Eine Zeitlang mied ich die Reinkarnations-Fantasien und nahm meine früheren Versuche, mit dem Mond in Verbindung zu treten, wieder auf. Der kleine Fluss unter meinem Fenster hatte Flut, und wenn ich genau hinhörte, wusste ich, was die Flut unten an der Küste anrichtete. Direkt über unserem Garten war ein Wehr, es markierte das Ende des Tidenwassers. Wenn die Flut hoch stand, war es ruhig, war sie niedrig, gab es einen hübschen silbrigen Wasserfalleffekt. Es lag dann ein anderer Geruch, nach dem Meer, in der Luft, den ich sehr mochte, auch wenn er wahrscheinlich ungesund war. Es erstaunte den Doktor immer wieder, wieso ich, ein angeblicher Asthmatiker, so nahe am Wasser wohnen konnte, und er erklärte es sich damit, dass es sich um Salzwasser handelte. Ich aber glaube, dass mein Asthma durch das Theater mit meiner Familie ausgebrochen ist, und es wurde zum ersten Mal besser, nachdem ich die Tür hinter mir zugeschlagen hatte und in die Ställe gezogen war. Schließlich ist Asthma nicht dasselbe wie Bronchitis.
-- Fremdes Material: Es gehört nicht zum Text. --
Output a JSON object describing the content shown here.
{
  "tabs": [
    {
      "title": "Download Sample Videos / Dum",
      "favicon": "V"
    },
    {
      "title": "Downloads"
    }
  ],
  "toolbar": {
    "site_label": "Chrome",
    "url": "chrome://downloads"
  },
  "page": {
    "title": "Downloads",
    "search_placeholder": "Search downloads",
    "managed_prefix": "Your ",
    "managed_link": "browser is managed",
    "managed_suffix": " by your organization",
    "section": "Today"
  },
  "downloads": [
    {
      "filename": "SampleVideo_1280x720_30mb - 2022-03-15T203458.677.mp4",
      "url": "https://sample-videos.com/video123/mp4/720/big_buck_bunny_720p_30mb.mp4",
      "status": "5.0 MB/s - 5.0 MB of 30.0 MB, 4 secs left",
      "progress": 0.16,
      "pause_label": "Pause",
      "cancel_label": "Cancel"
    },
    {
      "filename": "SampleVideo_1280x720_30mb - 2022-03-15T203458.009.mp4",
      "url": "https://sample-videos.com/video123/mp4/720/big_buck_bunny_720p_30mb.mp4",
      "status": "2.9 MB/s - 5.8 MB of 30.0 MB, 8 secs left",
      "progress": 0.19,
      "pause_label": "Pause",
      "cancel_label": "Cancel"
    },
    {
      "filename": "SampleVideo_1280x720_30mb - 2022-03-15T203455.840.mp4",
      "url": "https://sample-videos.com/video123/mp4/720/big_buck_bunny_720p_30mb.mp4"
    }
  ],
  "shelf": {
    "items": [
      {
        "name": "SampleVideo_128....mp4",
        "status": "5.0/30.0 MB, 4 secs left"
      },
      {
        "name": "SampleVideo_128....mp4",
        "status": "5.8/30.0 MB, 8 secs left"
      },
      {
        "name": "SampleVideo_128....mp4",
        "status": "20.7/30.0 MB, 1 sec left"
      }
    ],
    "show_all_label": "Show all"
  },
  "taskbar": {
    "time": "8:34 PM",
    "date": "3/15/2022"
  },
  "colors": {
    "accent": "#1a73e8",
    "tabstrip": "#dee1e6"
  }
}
Jedenfalls mochte ich den Duft nach Seetang, der bei Niedrigwasser bis zu mir hinaufkam. Der Nebel, der aus dem Wasser der tiefen Schlucht emporstieg und nie meine Fenster erreichte, bildete eine Landschaft aus Teichen und Lagunen, vom Licht des Mondes übergossen, und die Bäume ragten heraus wie Schiffe unter vollen Segeln. Wenn die Flut sich an der Bucht zurückzog, das Salzwasser frisches Wasser zurückbrachte und bis zum Wehr hochdrückte, sodass sich die Schleusen beim Wechsel der Flut öffneten, mischte sich eine seltsame Stimme in das gurgelnde und strudelnde Wasser, wie eine unaufhörlich streitende Stimme, als ob sich Land und See in den Haaren lägen.
Oft lauschte ich dem Versuch des Landwassers, das Seewasser zurückzudrängen und erinnerte mich an das, was ich von unserem hiesigen Archäologen gelesen hatte: Dieser Teil der Welt war überschwemmtes Land gewesen. Wenn die Flut hochstand, erhoben sich die Kuppen wie Inseln aus der salzigen Marsch und den Wasserläufen im Schlamm, denn die ganze Erde hier ist Schlick, von den Hügeln in Wales herabgeschwemmt. Wenn die Seedämme bis an die Bucht gingen, wäre das Schwemmland sechs Fuß tief. Wilhelm von Oranien baute die Dämme; einmal brachen sie, und das Wasser kam hinauf bis zur Kirche. Deshalb gibt es in Dickmouth Schleusen, die sich nur bei Halbtide öffnen.
Zwischen uns und der See liegt salzige Marsch; die Stadt steht auf der ersten Anhöhe. Dahinter erhebt sich ein bewaldeter Kamm, über den die Straße führt. Wenn man in der Dämmerung nach Hause kommt, sieht man die neblige Marschlandschaft viele Meilen weit. Im Mondschein wirkt sie wie Wasser, und man könnte glauben, die See wäre erneut gekommen, das Land zu überfluten.